Ariovaldo não entendia grandes coisas
de fotografia. Tudo o que sabia do assunto vinha da coleção de imagens
femininas que decorava sua oficina mecânica, numa travessa do bairro
Medianeira. Na parede cega do galpão,
mantinha um imenso painel de mulheres em poses provocantes, que exibia desde
uma desbotada Brigitte Bardot e outras musas dos anos 60 até as atualíssimas
Gisele Bundchen, Adriana Lima, Alessandra Ambrósio e Kate Moss. Pin-ups, como lhe ensinara um cliente
metido a sebo. O termo em inglês se referia a um pôster com pessoas famosas e
atraentes. Pendurados nas paredes, o modo de nomear os cartazes se transferiu
para as moças. Gervásio, o chapeador, dizia que as tais pin-ups eram mulheres de plástico, sem alma. Mulher que não oferece
nada, só quer receber. Boa, mesmo, era Doroteia. Essa lhe havia dado quatro
filhotes e seguia dando de tudo, sem apelar para poses idiotas.
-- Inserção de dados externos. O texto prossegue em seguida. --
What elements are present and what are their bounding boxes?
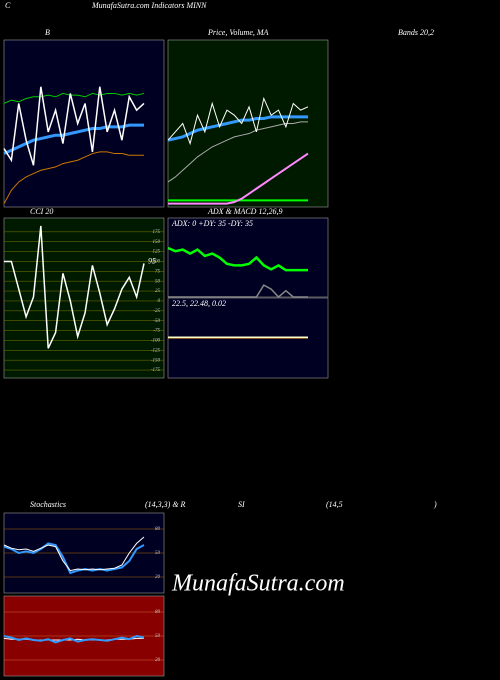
stoch-title: (14,5 (326, 500, 343, 509)
series-line (3, 86, 145, 166)
y-tick-label: -150 (151, 358, 161, 363)
y-tick-label: -25 (153, 309, 160, 314)
bands-label: Bands 20,2 (398, 28, 434, 37)
stoch-title: SI (238, 500, 245, 509)
y-tick-label: 100 (153, 260, 161, 265)
y-tick-label: 20 (155, 658, 161, 663)
series-line (3, 634, 145, 644)
y-tick-label: 20 (155, 575, 161, 580)
y-tick-label: 50 (155, 279, 161, 284)
y-tick-label: 80 (155, 610, 161, 615)
panel-title: B (45, 28, 50, 37)
y-tick-label: 175 (153, 230, 161, 235)
stoch-title: ) (433, 500, 437, 509)
panel-title: CCI 20 (30, 207, 53, 216)
stoch-title: Stochastics (30, 500, 66, 509)
y-tick-label: -100 (151, 339, 161, 344)
y-tick-label: -175 (151, 368, 161, 373)
value-label: 95 (148, 256, 156, 265)
corner-label: C (5, 1, 11, 10)
series-line (167, 246, 308, 272)
panel-annotation: 22.5, 22.48, 0.02 (172, 299, 226, 308)
panel (167, 39, 329, 208)
panel-annotation: ADX: 0 +DY: 35 -DY: 35 (171, 219, 253, 228)
panel (3, 39, 165, 208)
panel-title: ADX & MACD 12,26,9 (207, 207, 282, 216)
y-tick-label: 75 (155, 269, 161, 274)
y-tick-label: 150 (153, 240, 161, 245)
watermark: MunafaSutra.com (171, 571, 345, 597)
series-line (3, 92, 145, 104)
y-tick-label: -125 (151, 348, 161, 353)
y-tick-label: 125 (153, 250, 161, 255)
panel-title: Price, Volume, MA (207, 28, 269, 37)
series-line (3, 536, 145, 572)
stoch-title: (14,3,3) & R (145, 500, 186, 509)
y-tick-label: 25 (155, 289, 161, 294)
series-line (167, 96, 309, 146)
series-line (3, 542, 145, 575)
panel (167, 217, 329, 298)
y-tick-label: 80 (155, 527, 161, 532)
series-line (167, 115, 308, 142)
y-tick-label: -50 (153, 319, 160, 324)
series-line (3, 151, 144, 204)
series-line (4, 225, 145, 349)
series-line (168, 152, 309, 205)
y-tick-label: 50 (155, 551, 161, 556)
y-tick-label: -75 (153, 329, 160, 334)
series-line (168, 284, 308, 299)
y-tick-label: 0 (158, 299, 161, 304)
page-title: MunafaSutra.com Indicators MINN (91, 1, 207, 10)
y-tick-label: 50 (155, 634, 161, 639)
panel (3, 217, 165, 379)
Mesmo entendendo pouco de luzes,
sombras e enquadramentos, Ariovaldo avaliou que a Januária desfalecida em sua
cama de solteirão, iluminada somente pela claridade indireta do banheiro, não
daria uma boa foto. Não só pela decadência física da modelo, que, na imagem de 97,
competia com vantagens sobre muitas atrizes famosas, mas também por que era insuficiente
a luz que se derramava do banheiro para o quarto sobre as curvas da pin-up da Azenha, a musa do bairro, agora
encharcada de rabos de galo e cerveja. Aquela luz de lanterna não permitiria ao
observador apreciar os vãos e desvãos de um corpo escultural, nem fazer
brilhar penugens sobre as peles arrepiadas ou besuntadas de óleo, como gostavam
os fotógrafos de revista.
Quando entrou com Januária no
puxadinho, o mecânico estava em êxtase. Jamais havia imaginado trazê-la até seu
quarto na oficina. Na verdade, Januária chamava-se Maria de
Lourdes e era atendente numa loja de acessórios elétricos. Tinha lá seus vinte
e poucos anos quando se intrometeu seminua nos sonhos de Ariovaldo, estampada numa
folhinha. A loja de autopeças do bicheiro Cinco Mil inventou de armar seu
próprio calendário, imitação do similar distribuído pela Pirelli, usando como manequins
as funcionárias jeitosas do comércio do bairro, mais algumas putas. Abdicando
de usar profissionais por economia, prometeram céus e terras para despirem de
seus guarda-pós e macacões de brim as caixeirinhas aspirantes a um futuro menos
ordinário.
Com ar de Marilyn Monroe, nádegas
proeminentes e lábios carnudos, De Lourdes – como a chamavam - ganhou a foto de
capa, encimando a sequência numérica do mês de janeiro. Assim, pegou o apelido
de Januária nas lojas e botecos da Azenha. A modelo que ilustrou o mês de fevereiro
trabalhava num cabaré do Cinco Mil na rua Florianópolis. Lucimar, da loja de
tapetes, virou Julinha, posando como devassa sobre uma mesa de sinuca na página
de julho. A frentista Zenaide, flagrada só de botas cavalgando a mangueira da
bomba do posto de combustíveis, transformou-se em Setembrina. Da Natália, musa
de dezembro, ninguém lembra o nome original. Acabou casando com um gerente de loja
do bairro, e sumiu. Márcia, das Casas Tigre, pelejou bastante para ilustrar o
calendário de março, enrolada numa jibóia branca. Márcia, março, como lhe
convinha. Dizem que lutou com suas armas mais úmidas e profundas. Algumas das
meninas, por influência dos filmes americanos que passavam no Shopping João
Pessoa, adotaram codinomes em inglês: April e May. Das outras, já não lembro:
talvez houvesse uma Júnia e também uma Augustina. Para sempre na memória de
todos, ficou apenas a gostosona da capa. As demais não resistiram ao
assédio sistemático, arrumaram empregos mais longe ou tomaram outros rumos.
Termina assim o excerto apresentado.